I can hear you now: “No innocent person would sit quietly and watch herself be charged with capital murder.”

People are complex and mysterious. Most of us take what other people say at face value, because we always say what we mean and mean what we say.

Oh? Actually, I believe we accept what other people tell us as generally true, because a life of complete skepticism would be very complex and frightening.

But not everyone takes what other people say at face value. Law enforcement never takes what people say at face value. People who go into law enforcement are not only congenitally cynical, they are trained to expect everyone to lie.

Catching a Liar

A couple of years ago I took an online course in lying for writers (meaning, how to depict liars realistically in fiction). The teacher was a federal law-enforcement official. From this class I learned absolutely nothing except that law enforcement officers think everyone is a liar and that they (law enforcement) are uniquely gifted at detecting liars by their facial expressions, body language, and choice of words. (Besides, as soon as the class began I realized that a good lying character has to deceive the reader and not reveal his true character until it is much too late in the plot. So, I have no idea why I thought such a course would be worthwhile.)

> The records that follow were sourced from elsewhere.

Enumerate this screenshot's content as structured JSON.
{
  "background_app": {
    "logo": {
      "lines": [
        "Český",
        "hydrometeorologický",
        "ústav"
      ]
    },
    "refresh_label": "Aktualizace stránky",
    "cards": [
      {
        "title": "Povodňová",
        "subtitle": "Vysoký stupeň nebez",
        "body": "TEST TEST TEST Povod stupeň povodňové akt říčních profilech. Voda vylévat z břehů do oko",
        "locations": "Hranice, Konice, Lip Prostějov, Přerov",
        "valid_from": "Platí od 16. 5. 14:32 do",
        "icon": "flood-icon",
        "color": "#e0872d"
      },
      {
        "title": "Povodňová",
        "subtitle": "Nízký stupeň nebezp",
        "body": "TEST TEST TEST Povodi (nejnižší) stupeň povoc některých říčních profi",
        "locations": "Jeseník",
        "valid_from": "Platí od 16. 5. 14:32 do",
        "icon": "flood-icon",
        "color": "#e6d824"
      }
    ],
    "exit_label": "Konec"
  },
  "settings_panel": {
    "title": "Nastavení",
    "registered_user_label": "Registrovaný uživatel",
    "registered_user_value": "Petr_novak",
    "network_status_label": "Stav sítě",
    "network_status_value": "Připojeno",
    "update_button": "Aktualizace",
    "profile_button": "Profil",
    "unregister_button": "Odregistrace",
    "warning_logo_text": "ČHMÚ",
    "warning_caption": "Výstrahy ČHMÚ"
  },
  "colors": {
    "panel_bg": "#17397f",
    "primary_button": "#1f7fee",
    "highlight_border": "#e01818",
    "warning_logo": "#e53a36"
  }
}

As Ken Adler aptly notes in The Lie Detectors: everyone thinks they can detect a lie, but actually we are guessing and are only right as often as random chance:

“In 2006, one review of the available research concluded that people can successfully sort truth-tellers from liars only 54 percent of the time, or about as well as blind guesswork. Surprisingly, the more intimately we know the deceiver, the worse we do. Even cops, judges, and psychologists—those citizens professionally licensed to sort truth-tellers from liars—don’t get it right much more than half the time.”

Succeeding as a Liar

The other side of the lie coin is that most of us aren’t very good at lying. When we tell a lie, we expect to be able to deceive and then move on. But the problem with lies is that when they are designed to deceive a specific person, someone else always knows the truth. When a lie is designed to deceive everyone, the liar has to lie again and again in order to prop up the first lie.

Very few people are skillful enough to sustain the effort.

Expert liars do exist, though. Some people spend all their lives lying. They are very smart. They know how to tell consistent lies. These people (sometimes called “pathological liars”) lie not to cover their shameful deeds but to manipulate other people. They lie to aggrandize themselves and denigrate others. Being life-long liars, they are incredibly skillful creators of believable fictions.

The Carla Hughes Trial

Law enforcement in Mississippi believed Carla Hughes lied to them—even though for the most part she lied only by omission.

I may have missed it, but I believe she told a cousin, not the cops, that the reason her revolver had no bullets in it after the murder was that she had expended them in target practice. (This is one of the most troubling lacunae in this puzzling case: in court no one other than the cousin said anything about this statement, not even the cops. Apparently no one bothered to investigate the possibility that she was telling the truth about target practice.)

Law enforcement felt that Carla Hughes lied to them, because (as they said on TruTV after the trial) they are trained to detect deception. One detective even claimed that her character witnesses (mother, father, preacher, etc.) lied about her character.

The detective claimed he knew another side of Carla: he knew she was a member of a biker gang. He claimed the people with whom she “rode” were known to be of dubious character. “Aggressive” is the word he used, I believe. He also said he did not personally interview any of these aggressive bikers, but “someone” else told him about their poor character. (Hmm, I wonder if that “someone” might have been Carla’s cheating ex-lover.)

The detective even implied that her equestrian skills showed that she was not the meek, peace-loving person she pretended to me. (Hey! Did you ever see My Friend Flicka?) I suppose he detected this subtle form of equestrian nastiness based on his police training.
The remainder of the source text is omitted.